A Ride-Along Encourages Walking – In Another Person’s Shoes

December 02, 2016

I was assigned to Howie Mast, NRP, a night shift paramedic. We crisscrossed two counties over the eight hours I traveled with him. Some of it wasn’t so nice. Every situation was different and each patient encounter was unique. I just watched. Howie helped people without imposing any judgment. He was kind to his patients and co-workers. Truly, he was kind to everyone he came into contact with. He smiled a lot and it was both infectious and calming

As I’ve reflected on this experience, I’ve thought about the high level of stress emergency responders experience and the various parts of humanity they see daily. But life teaches us many lessons through each of the different experiences we go through. When you frequently see horrible things you either get hardened or you get empathetic. The depth of Howie’s empathy astounded me. As a paramedic or emergency worker—or for many of us in healthcare—it’s not to say you have a better or worse job than anyone else, but it is to understand that at that moment in time, the person in front of you has it harder than you.

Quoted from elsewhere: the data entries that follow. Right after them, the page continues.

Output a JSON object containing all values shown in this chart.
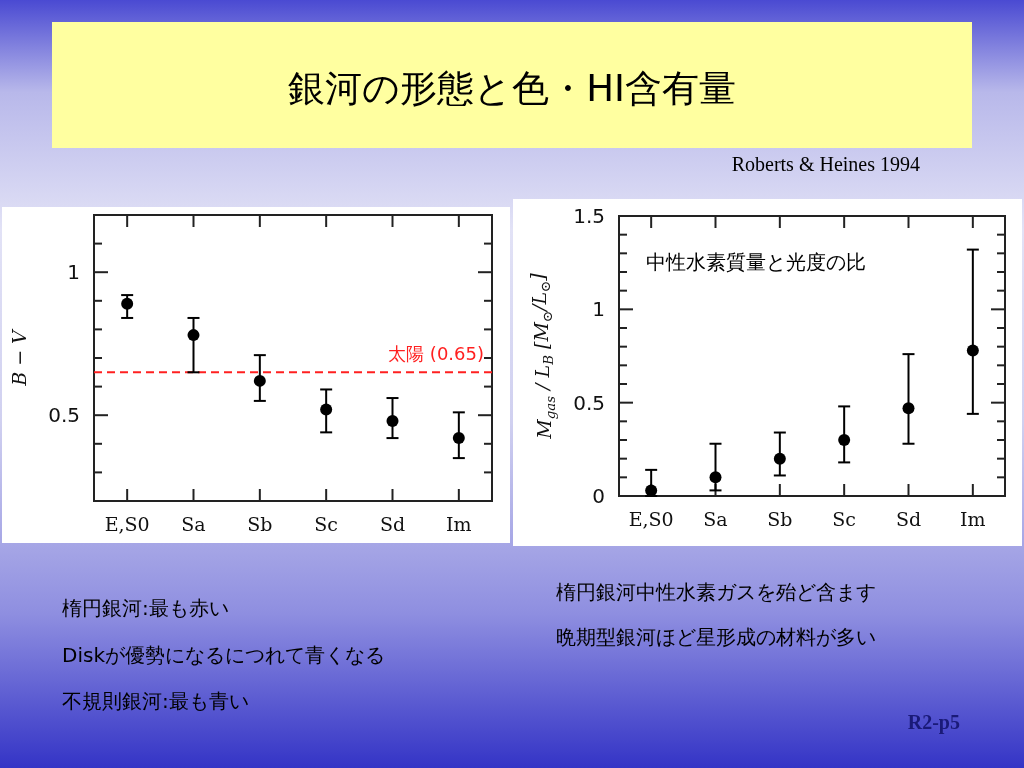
{
  "chart_data": [
    {
      "type": "scatter",
      "title": "銀河の形態と色・HI含有量",
      "ylabel": "B − V",
      "categories": [
        "E,S0",
        "Sa",
        "Sb",
        "Sc",
        "Sd",
        "Im"
      ],
      "series": [
        {
          "color": "#000000",
          "values": [
            0.89,
            0.78,
            0.62,
            0.52,
            0.48,
            0.42
          ],
          "errors": [
            [
              0.84,
              0.92
            ],
            [
              0.65,
              0.84
            ],
            [
              0.55,
              0.71
            ],
            [
              0.44,
              0.59
            ],
            [
              0.42,
              0.56
            ],
            [
              0.35,
              0.51
            ]
          ]
        }
      ],
      "ylim": [
        0.2,
        1.2
      ],
      "yticks": [
        {
          "value": 0.3,
          "label": null
        },
        {
          "value": 0.4,
          "label": null
        },
        0.5,
        {
          "value": 0.6,
          "label": null
        },
        {
          "value": 0.7,
          "label": null
        },
        {
          "value": 0.8,
          "label": null
        },
        {
          "value": 0.9,
          "label": null
        },
        1,
        {
          "value": 1.1,
          "label": null
        }
      ],
      "marker": "circle",
      "ref_lines": [
        {
          "axis": "y",
          "value": 0.65,
          "label": "太陽 (0.65)",
          "color": "#ff2020",
          "line_style": "dashed"
        }
      ],
      "annotations": [
        "楕円銀河:最も赤い",
        "Diskが優勢になるにつれて青くなる",
        "不規則銀河:最も青い"
      ]
    },
    {
      "type": "scatter",
      "ylabel": "M$_{gas}$ / L$_{B}$  [M$_{⊙}$/L$_{⊙}$]",
      "categories": [
        "E,S0",
        "Sa",
        "Sb",
        "Sc",
        "Sd",
        "Im"
      ],
      "series": [
        {
          "color": "#000000",
          "values": [
            0.03,
            0.1,
            0.2,
            0.3,
            0.47,
            0.78
          ],
          "errors": [
            [
              0,
              0.14
            ],
            [
              0.03,
              0.28
            ],
            [
              0.11,
              0.34
            ],
            [
              0.18,
              0.48
            ],
            [
              0.28,
              0.76
            ],
            [
              0.44,
              1.32
            ]
          ]
        }
      ],
      "ylim": [
        0,
        1.5
      ],
      "yticks": [
        0,
        {
          "value": 0.1,
          "label": null
        },
        {
          "value": 0.2,
          "label": null
        },
        {
          "value": 0.3,
          "label": null
        },
        {
          "value": 0.4,
          "label": null
        },
        0.5,
        {
          "value": 0.6,
          "label": null
        },
        {
          "value": 0.7,
          "label": null
        },
        {
          "value": 0.8,
          "label": null
        },
        {
          "value": 0.9,
          "label": null
        },
        1,
        {
          "value": 1.1,
          "label": null
        },
        {
          "value": 1.2,
          "label": null
        },
        {
          "value": 1.3,
          "label": null
        },
        {
          "value": 1.4,
          "label": null
        },
        1.5
      ],
      "marker": "circle",
      "annotations": [
        "中性水素質量と光度の比",
        "Roberts & Heines 1994",
        "楕円銀河中性水素ガスを殆ど含ます",
        "晩期型銀河ほど星形成の材料が多い",
        "R2-p5"
      ]
    }
  ]
}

This night made me think about being grateful for what I have been blessed with. It’s what I learned from watching and talking with Howie—his kindness, his empathy, his positive attitude, his love for his family, his enjoyment of fishing, his love of his profession, and his overall zest for life. What I watched this night is that Howie, like the other paramedics, EMTs, and Emergency Department nurses and physicians, works in the medical field to do his part to save lives. But what I particularly observed with Howie is how his job affected the way he lives his life.

I take away a great deal from this brief opportunity of walking a mile in someone else’s shoes. During my night on the road with Howie, I was reminded that life is short and we need to enjoy the present for what it is. I will challenge myself daily to remember that living itself is a gift; it’s an opportunity, and it’s amazing.

The reality is that people die every day and to live one more day is an opportunity to do something great. How we view the choices we make is how we experience life. We know this at a basic level but rarely embrace it. The line I will cross daily is to remember to embrace it.